Our resident Medicare
expert weighs in on this proposal for a single payer system
by Phil Moeller |January 2, 2019
As Congress gets back
to business in the new year, health care may once again move center stage. That
means you may be hearing more about proposals for expanding coverage, including
something called “Medicare for All.”
This week, a reader
asks columnist Phil Moeller, the author of Get What’s Yours for Medicare:
Maximize Your Coverage, Minimize Your Costs and the
co-author of the updated edition of The New York Times bestseller How to Get What’s Yours: The Revised
Secrets to Maxing Out Your Social Security, what this
revolutionary plan could mean to current Medicare users.
Got a question of
your own about Medicare or Social Security? Send it to askphil@considerable.com.
What will Medicare
for All mean for today’s private plans?
Question: If Medicare for All
becomes law, is it true that Part C Medicare Advantage plans will cease?
Phil Moeller: This is what I call a
tip of the iceberg question that requires going beneath the surface of the
question to explore some assumptions.
People often use the
term Medicare for All to describe what’s called a “single payer” health
insurance system. In such a system, it’s assumed that the government would be
that single payer and that private health insurance plans would cease.
But what does this
really mean?
Currently, what’s
called Original Medicare is a single payer system that is used by about 40
million mostly older people in the U.S. (younger persons who are disabled may
also enroll in Medicare). Another roughly 20 million people have Medicare
Advantage plans, which are run by private insurers.
Original
Medicare consists of Part A insurance for hospitals, nursing homes,
and hospice care, and Part B, which helps pay covered expenses for doctors,
outpatient expenses, and durable medical equipment.
If Medicare for All
was managed like original Medicare, the Centers for Medicare & Medicaid
Services (CMS) would decide what medical expenses were covered and how much
Medicare would pay providers for those services.
People would file
claims as they do now, and payment for these claims would be overseen by a
national network of private companies hired by Medicare and known as Medicare
Administrative Contractors, or MACs for short.
These companies are
not insurance companies, but they do have their own policies for how they do
their jobs, and there can be substantial variations in not only their
performance but in whether they approve claims in the same ways.
I suppose these
contractors could be replaced by an army of federal employees under Medicare
for All, and that perhaps these employees would provide identical services and
coverage decisions around the country. But I just don’t see that happening. For
better or worse, the MACs have the expertise and getting rid of them makes
little sense.
Most health experts believe that
managed care is the most promising way to improve the health of people on
Medicare.
More importantly,
Original Medicare today is what’s known as “fee for service” health care.
People with original Medicare can get covered care anywhere in the country from
any provider who accepts Medicare.
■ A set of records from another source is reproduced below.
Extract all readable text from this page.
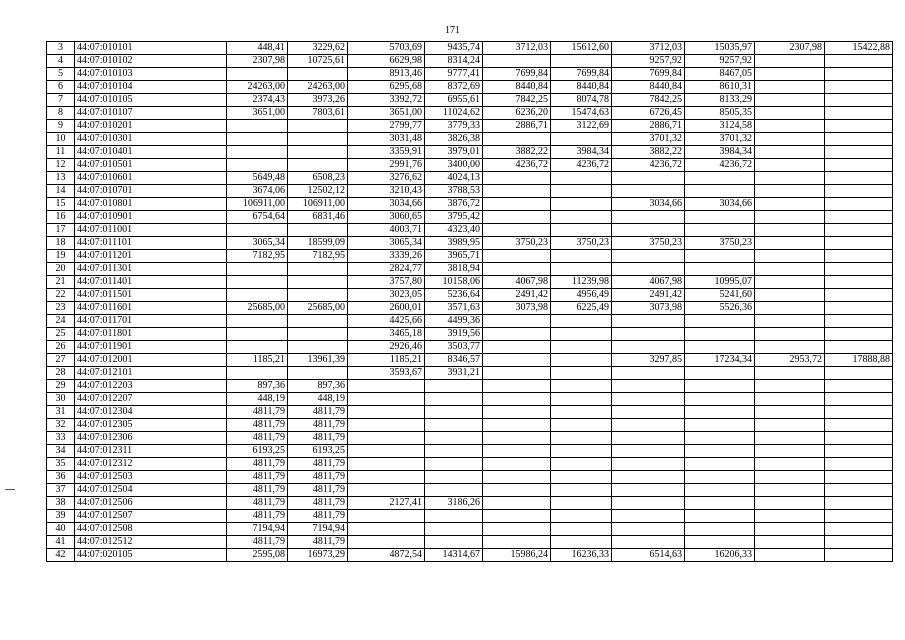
171
3	44:07:010101	448,41	3229,62	5703,69	9435,74	3712,03	15612,60	3712,03	15035,97	2307,98	15422,88
4	44:07:010102	2307,98	10725,61	6629,98	8314,24			9257,92	9257,92		
5	44:07:010103			8913,46	9777,41	7699,84	7699,84	7699,84	8467,05		
6	44:07:010104	24263,00	24263,00	6295,68	8372,69	8440,84	8440,84	8440,84	8610,31		
7	44:07:010105	2374,43	3973,26	3392,72	6955,61	7842,25	8074,78	7842,25	8133,29		
8	44:07:010107	3651,00	7803,61	3651,00	11024,62	6236,20	15474,63	6726,45	8505,35		
9	44:07:010201			2799,77	3779,33	2886,71	3122,69	2886,71	3124,58		
10	44:07:010301			3031,48	3826,38			3701,32	3701,32		
11	44:07:010401			3359,91	3979,01	3882,22	3984,34	3882,22	3984,34		
12	44:07:010501			2991,76	3400,00	4236,72	4236,72	4236,72	4236,72		
13	44:07:010601	5649,48	6508,23	3276,62	4024,13						
14	44:07:010701	3674,06	12502,12	3210,43	3788,53						
15	44:07:010801	106911,00	106911,00	3034,66	3876,72			3034,66	3034,66		
16	44:07:010901	6754,64	6831,46	3060,65	3795,42						
17	44:07:011001			4003,71	4323,40						
18	44:07:011101	3065,34	18599,09	3065,34	3989,95	3750,23	3750,23	3750,23	3750,23		
19	44:07:011201	7182,95	7182,95	3339,26	3965,71						
20	44:07:011301			2824,77	3818,94						
21	44:07:011401			3757,80	10158,06	4067,98	11239,98	4067,98	10995,07		
22	44:07:011501			3023,05	5236,64	2491,42	4956,49	2491,42	5241,60		
23	44:07:011601	25685,00	25685,00	2600,01	3571,63	3073,98	6225,49	3073,98	5526,36		
24	44:07:011701			4425,66	4499,36						
25	44:07:011801			3465,18	3919,56						
26	44:07:011901			2926,46	3503,77						
27	44:07:012001	1185,21	13961,39	1185,21	8346,57			3297,85	17234,34	2953,72	17888,88
28	44:07:012101			3593,67	3931,21						
29	44:07:012203	897,36	897,36								
30	44:07:012207	448,19	448,19								
31	44:07:012304	4811,79	4811,79								
32	44:07:012305	4811,79	4811,79								
33	44:07:012306	4811,79	4811,79								
34	44:07:012311	6193,25	6193,25								
35	44:07:012312	4811,79	4811,79								
36	44:07:012503	4811,79	4811,79								
37	44:07:012504	4811,79	4811,79								
38	44:07:012506	4811,79	4811,79	2127,41	3186,26						
39	44:07:012507	4811,79	4811,79								
40	44:07:012508	7194,94	7194,94								
41	44:07:012512	4811,79	4811,79								
42	44:07:020105	2595,08	16973,29	4872,54	14314,67	15986,24	16236,33	6514,63	16206,33		
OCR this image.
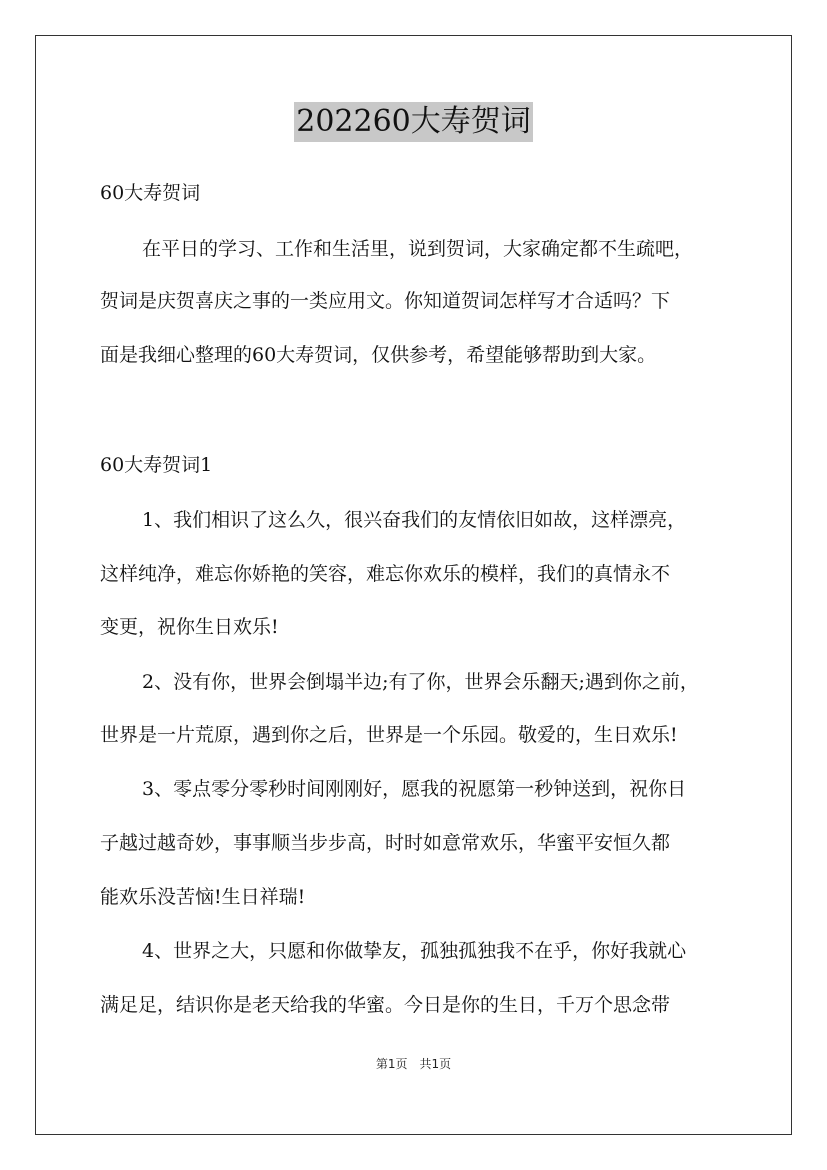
202260大寿贺词
60大寿贺词
在平日的学习、工作和生活里，说到贺词，大家确定都不生疏吧，
贺词是庆贺喜庆之事的一类应用文。你知道贺词怎样写才合适吗？下
面是我细心整理的60大寿贺词，仅供参考，希望能够帮助到大家。
60大寿贺词1
1、我们相识了这么久，很兴奋我们的友情依旧如故，这样漂亮，
这样纯净，难忘你娇艳的笑容，难忘你欢乐的模样，我们的真情永不
变更，祝你生日欢乐!
2、没有你，世界会倒塌半边;有了你，世界会乐翻天;遇到你之前，
世界是一片荒原，遇到你之后，世界是一个乐园。敬爱的，生日欢乐!
3、零点零分零秒时间刚刚好，愿我的祝愿第一秒钟送到，祝你日
子越过越奇妙，事事顺当步步高，时时如意常欢乐，华蜜平安恒久都
能欢乐没苦恼!生日祥瑞!
4、世界之大，只愿和你做挚友，孤独孤独我不在乎，你好我就心
满足足，结识你是老天给我的华蜜。今日是你的生日，千万个思念带
第1页　共1页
Prior approval is not required and if
Medicare covers a treatment or other medical expense, the MACs generally will
approve it regardless of whether it helps someone get better or not.
Medicare Advantage
plans, by contrast, provide managed care programs where coverage is often tied
to health outcomes. This is a big, big difference.
There are many horror
stories about people on Medicare Advantage plans being denied care, sometimes
with calamitous consequences. But most health experts believe that managed care
is the most promising way to improve the health of people on Medicare while
also holding down the huge increases in health care costs that threaten the
solvency of government and individuals alike.
So, the most
beneficial form of Medicare for All would be a managed care system, not the
fee-for-service system that Original Medicare now employs. And when it comes to
managed care, guess where nearly all the operational expertise now resides? In
private insurance companies, not CMS.
Further, I assume
Medicare for All would cover drugs. Right now, some 40 million Medicare
enrollees have prescription drug plans that are all run by private insurance
companies. What happens to them? Ditto for another 10 million people who have
private Medigap supplement insurance plans that are regulated at the state
level.
For these reasons, I
cannot envision a single-payer system, or even a big expansion of Medicare to
people younger than 65, without a substantial role for private insurers.